What is the new salary history ban?
California’s salary history ban is set forth in newly created California Labor Code section 432.3. Under this code section, California employers are prohibited from “relying on the salary history information of an applicant for employment as a factor in determining whether to offer employment to an applicant or what salary to offer an applicant.” In other words, California employers cannot ask job applicants about their salary histories.
Can a job recruiter provide an employer with a candidate’s salary history?
No. The law expressly prohibits employers from seeking an applicant’s salary history “through an agent,” which would include an outside recruiter. To protect themselves, employers should take steps to ensure that their recruiters (whether internal or external) are not seeking salary history information from candidates as your company can be held liable for these violations.
Can I ask an applicant what benefits they received from a previous employer?
No. The law expressly prohibits employers from seeking an applicant’s salary history information, which includes “compensation and benefits.” This definitely means that employers cannot ask an applicant about the value of a benefit package. Whether an employer can ask if there are any benefits the applicant would be “losing” by accepting a position with your company is an issue that is yet to be determined. The law is not clear on the scope of the information a company is prohibited from seeking relating to benefits.
Can I still verify an applicant’s salary history after an offer of employment has been extended?

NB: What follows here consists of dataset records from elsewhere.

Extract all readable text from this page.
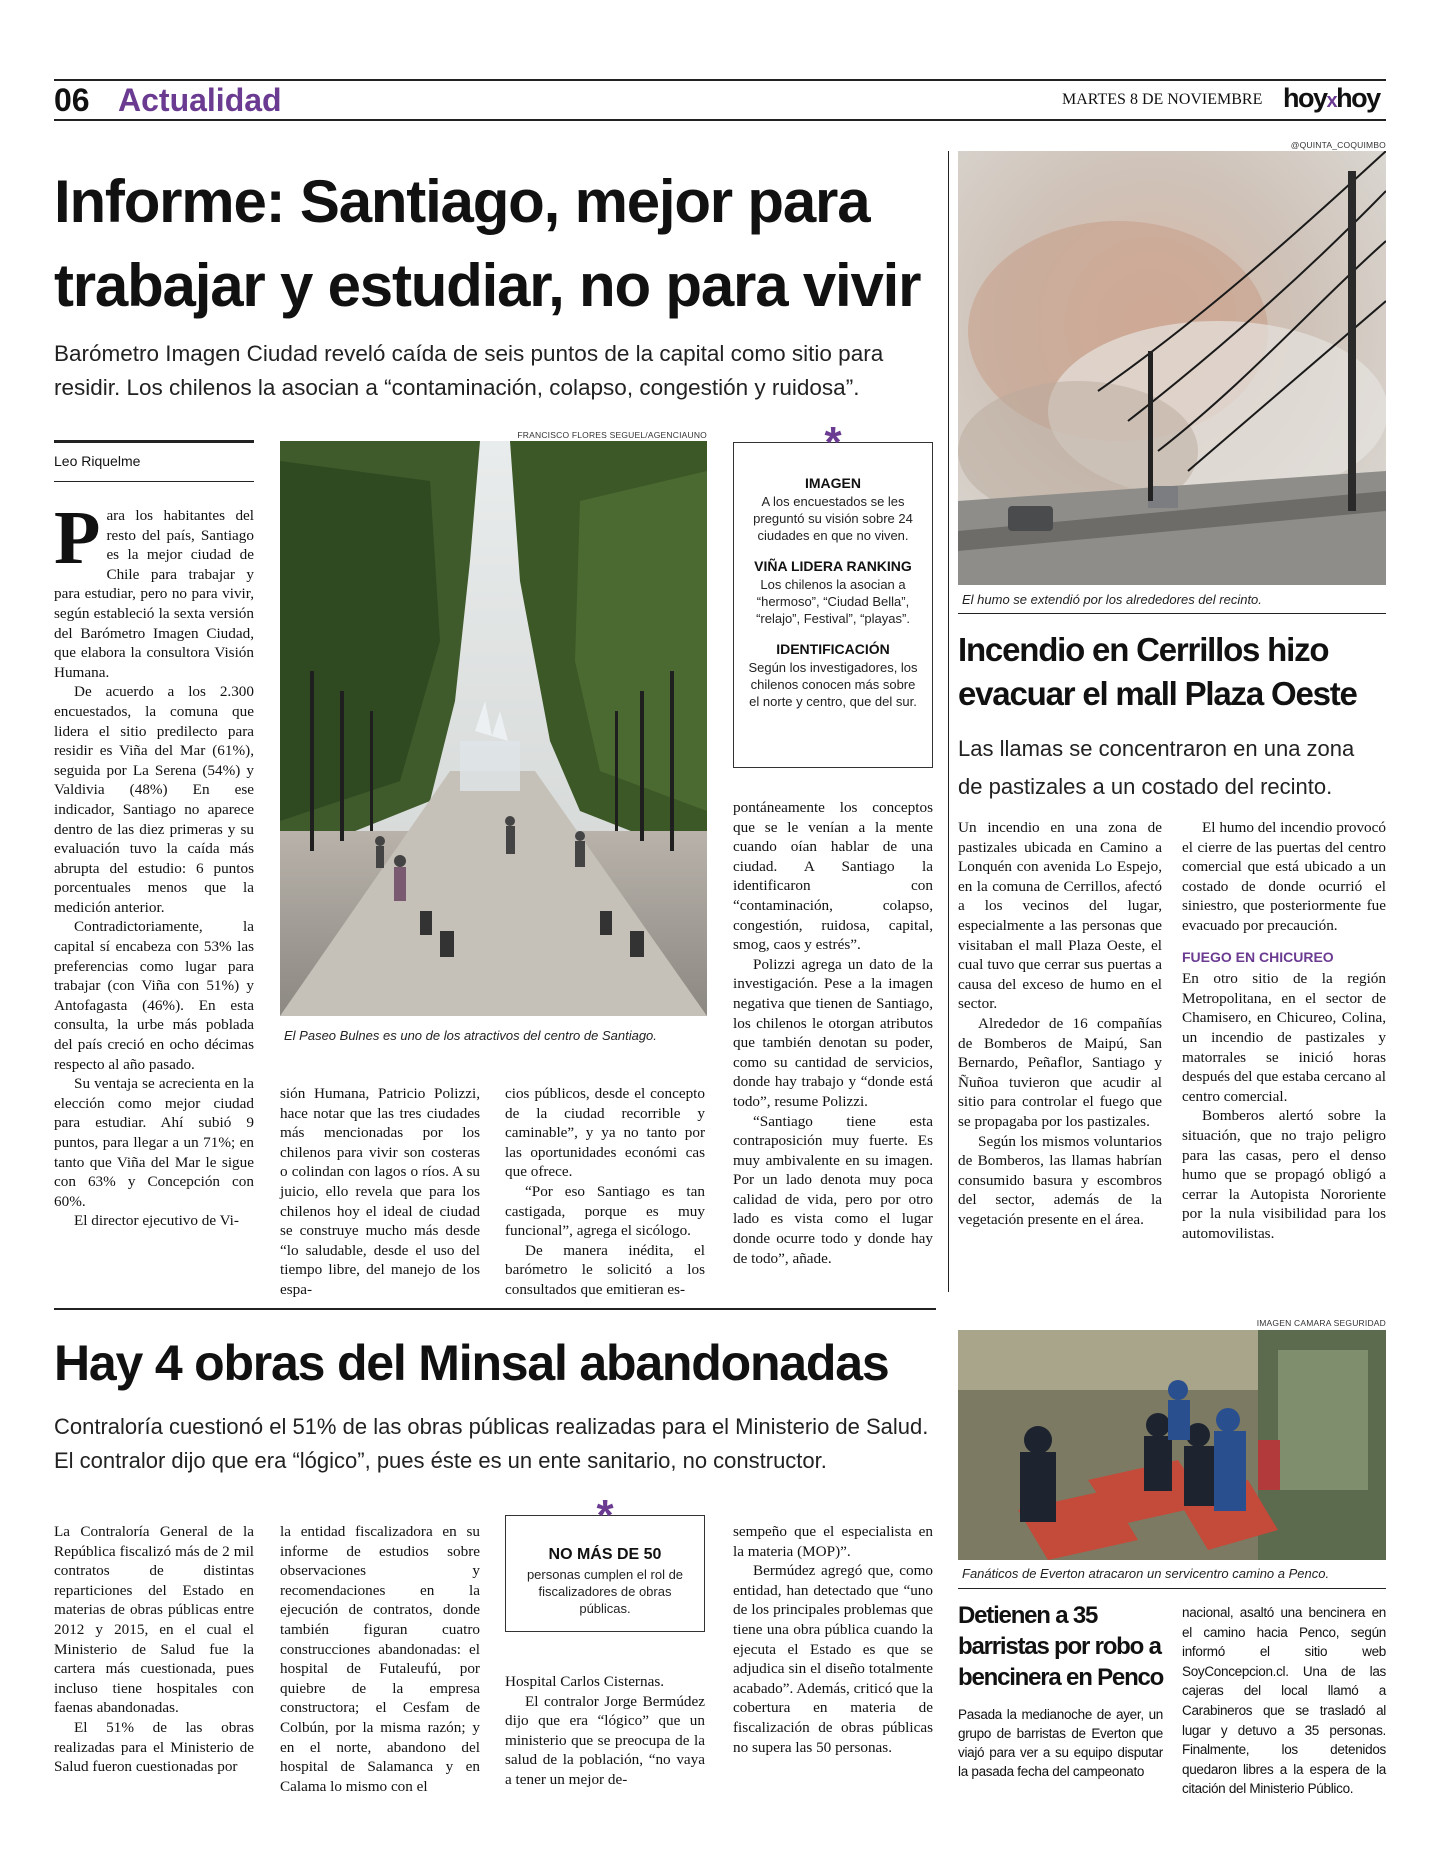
06 Actualidad	MARTES 8 DE NOVIEMBRE hoyxhoy
Informe: Santiago, mejor para trabajar y estudiar, no para vivir
Barómetro Imagen Ciudad reveló caída de seis puntos de la capital como sitio para residir. Los chilenos la asocian a “contaminación, colapso, congestión y ruidosa”.
Leo Riquelme

Para los habitantes del resto del país, Santiago es la mejor ciudad de Chile para trabajar y para estudiar, pero no para vivir, según estableció la sexta versión del Barómetro Imagen Ciudad, que elabora la consultora Visión Humana.

De acuerdo a los 2.300 encuestados, la comuna que lidera el sitio predilecto para residir es Viña del Mar (61%), seguida por La Serena (54%) y Valdivia (48%) En ese indicador, Santiago no aparece dentro de las diez primeras y su evaluación tuvo la caída más abrupta del estudio: 6 puntos porcentuales menos que la medición anterior.

Contradictoriamente, la capital sí encabeza con 53% las preferencias como lugar para trabajar (con Viña con 51%) y Antofagasta (46%). En esta consulta, la urbe más poblada del país creció en ocho décimas respecto al año pasado.

Su ventaja se acrecienta en la elección como mejor ciudad para estudiar. Ahí subió 9 puntos, para llegar a un 71%; en tanto que Viña del Mar le sigue con 63% y Concepción con 60%.

El director ejecutivo de Vi-

FRANCISCO FLORES SEGUEL/AGENCIAUNO
El Paseo Bulnes es uno de los atractivos del centro de Santiago.

sión Humana, Patricio Polizzi, hace notar que las tres ciudades más mencionadas por los chilenos para vivir son costeras o colindan con lagos o ríos. A su juicio, ello revela que para los chilenos hoy el ideal de ciudad se construye mucho más desde “lo saludable, desde el uso del tiempo libre, del manejo de los espa-

cios públicos, desde el concepto de la ciudad recorrible y caminable”, y ya no tanto por las oportunidades económi cas que ofrece.

“Por eso Santiago es tan castigada, porque es muy funcional”, agrega el sicólogo.

De manera inédita, el barómetro le solicitó a los consultados que emitieran es-

*
IMAGEN

A los encuestados se les preguntó su visión sobre 24 ciudades en que no viven.

VIÑA LIDERA RANKING

Los chilenos la asocian a “hermoso”, “Ciudad Bella”, “relajo”, Festival”, “playas”.

IDENTIFICACIÓN

Según los investigadores, los chilenos conocen más sobre el norte y centro, que del sur.

pontáneamente los conceptos que se le venían a la mente cuando oían hablar de una ciudad. A Santiago la identificaron con “contaminación, colapso, congestión, ruidosa, capital, smog, caos y estrés”.

Polizzi agrega un dato de la investigación. Pese a la imagen negativa que tienen de Santiago, los chilenos le otorgan atributos que también denotan su poder, como su cantidad de servicios, donde hay trabajo y “donde está todo”, resume Polizzi.

“Santiago tiene esta contraposición muy fuerte. Es muy ambivalente en su imagen. Por un lado denota muy poca calidad de vida, pero por otro lado es vista como el lugar donde ocurre todo y donde hay de todo”, añade.

@QUINTA_COQUIMBO
El humo se extendió por los alrededores del recinto.
Incendio en Cerrillos hizo evacuar el mall Plaza Oeste
Las llamas se concentraron en una zona de pastizales a un costado del recinto.

Un incendio en una zona de pastizales ubicada en Camino a Lonquén con avenida Lo Espejo, en la comuna de Cerrillos, afectó a los vecinos del lugar, especialmente a las personas que visitaban el mall Plaza Oeste, el cual tuvo que cerrar sus puertas a causa del exceso de humo en el sector.

Alrededor de 16 compañías de Bomberos de Maipú, San Bernardo, Peñaflor, Santiago y Ñuñoa tuvieron que acudir al sitio para controlar el fuego que se propagaba por los pastizales.

Según los mismos voluntarios de Bomberos, las llamas habrían consumido basura y escombros del sector, además de la vegetación presente en el área.

El humo del incendio provocó el cierre de las puertas del centro comercial que está ubicado a un costado de donde ocurrió el siniestro, que posteriormente fue evacuado por precaución.

FUEGO EN CHICUREO

En otro sitio de la región Metropolitana, en el sector de Chamisero, en Chicureo, Colina, un incendio de pastizales y matorrales se inició horas después del que estaba cercano al centro comercial.

Bomberos alertó sobre la situación, que no trajo peligro para las casas, pero el denso humo que se propagó obligó a cerrar la Autopista Nororiente por la nula visibilidad para los automovilistas.

Hay 4 obras del Minsal abandonadas
Contraloría cuestionó el 51% de las obras públicas realizadas para el Ministerio de Salud. El contralor dijo que era “lógico”, pues éste es un ente sanitario, no constructor.

La Contraloría General de la República fiscalizó más de 2 mil contratos de distintas reparticiones del Estado en materias de obras públicas entre 2012 y 2015, en el cual el Ministerio de Salud fue la cartera más cuestionada, pues incluso tiene hospitales con faenas abandonadas.

El 51% de las obras realizadas para el Ministerio de Salud fueron cuestionadas por

la entidad fiscalizadora en su informe de estudios sobre observaciones y recomendaciones en la ejecución de contratos, donde también figuran cuatro construcciones abandonadas: el hospital de Futaleufú, por quiebre de la empresa constructora; el Cesfam de Colbún, por la misma razón; y en el norte, abandono del hospital de Salamanca y en Calama lo mismo con el

*
NO MÁS DE 50

personas cumplen el rol de fiscalizadores de obras públicas.

Hospital Carlos Cisternas.

El contralor Jorge Bermúdez dijo que era “lógico” que un ministerio que se preocupa de la salud de la población, “no vaya a tener un mejor de-

sempeño que el especialista en la materia (MOP)”.

Bermúdez agregó que, como entidad, han detectado que “uno de los principales problemas que tiene una obra pública cuando la ejecuta el Estado es que se adjudica sin el diseño totalmente acabado”. Además, criticó que la cobertura en materia de fiscalización de obras públicas no supera las 50 personas.

IMAGEN CAMARA SEGURIDAD
Fanáticos de Everton atracaron un servicentro camino a Penco.
Detienen a 35 barristas por robo a bencinera en Penco
Pasada la medianoche de ayer, un grupo de barristas de Everton que viajó para ver a su equipo disputar la pasada fecha del campeonato
nacional, asaltó una bencinera en el camino hacia Penco, según informó el sitio web SoyConcepcion.cl. Una de las cajeras del local llamó a Carabineros que se trasladó al lugar y detuvo a 35 personas. Finalmente, los detenidos quedaron libres a la espera de la citación del Ministerio Público.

Yes. The state law does not prohibit employers from contacting an applicant’s previous employer(s) and verifying salary history after an offer of employment has been made. However certain localities (like San Francisca) prohibit employers from disclosing the salary history of a current or prior employee to a prospective employer with having first obtained written authorization from the employee.
Am I required to provide applicants with a salary range for a position?
Yes – if the applicant makes a “reasonable request” (either oral or written), the employer is required to provide a “pay scale” for that position to the applicant. In light of this requirement, it is recommended that employers prepare pay scales for positions for which they are hiring prior to posting open positions. When explaining this pay scale to applicants, consider explaining to the employee that the salary for the position will be based on factors such as qualifications and experience. Finally, all requests for a pay scale (and the company’s response to those requests) should be documented.
What if an applicant voluntarily provides his salary history?
The law does not prohibit applicants from “voluntarily and without prompting disclosing salary history information to a prospective employer.” If this does happen, it is recommended that employers document the voluntary disclosure, but still take steps to ensure that this disclosure is not the sole factor used in determining the individual’s salary if that individual is hired.